Atuante na cena cultural de São Paulo a partir dos anos 1950, ela era cunhada do ator de teatro Maurício Barroso e conviveu com Tônia Carreiro e Cacilda Becker. Estrelou filmes na companhia Vera Cruz e sua experiência no vídeo resultou em suas primeiras aventuras na televisão, principalmente na Record.

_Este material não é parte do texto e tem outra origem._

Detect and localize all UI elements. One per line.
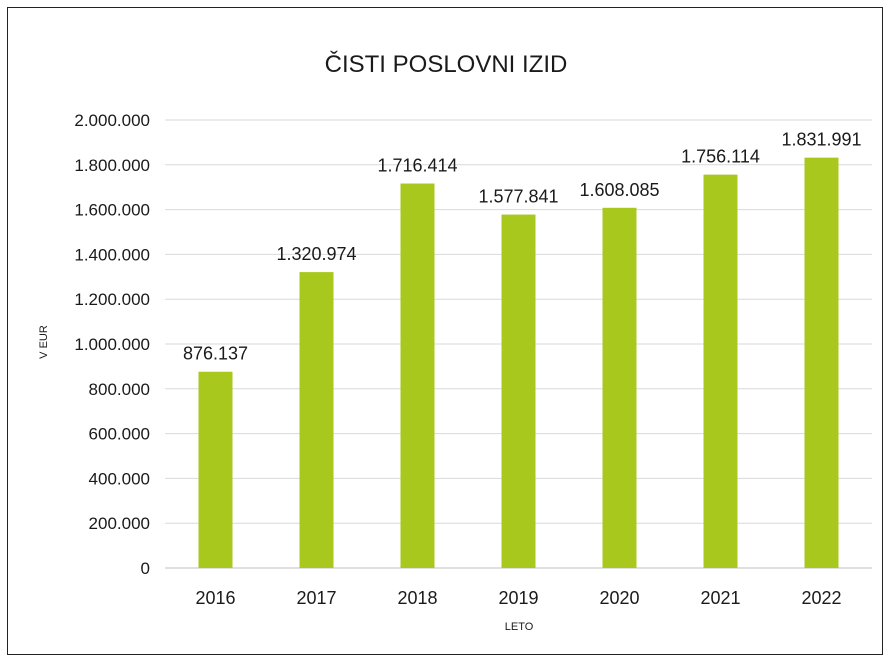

Inezita enfrentou muito preconceito, mas nunca esmoreceu. O pai não a apoiou quando se tornou a primeira mulher a gravar música caipira. Pioneira, não foi bem recebida pela sociedade. “Era, inclusive, discriminada pelos caipiras”, disse ela em uma de suas várias entrevistas. Moça à frente de seu tempo, ela jamais se rendeu às convenções sociais. Não deixa de ser emblemático o fato de sua morte ocorrer no Dia Internacional da Mulher.

JIPE
O surgimento da Jovem Guarda e da bossa nova pareciam minar a carreira de Inezita. Mas, na década de 1960, ela tomou uma decisão que marcaria a cultura do país: apostar na música caipira. E foi conhecer o Brasil profundo. Dirigiu um jipe de São Paulo à Paraíba, onde gravaria um filme sobre a Guerra do Paraguai. Foram dois meses de viagem, anotando literalmente tudo que encontrava pelo caminho.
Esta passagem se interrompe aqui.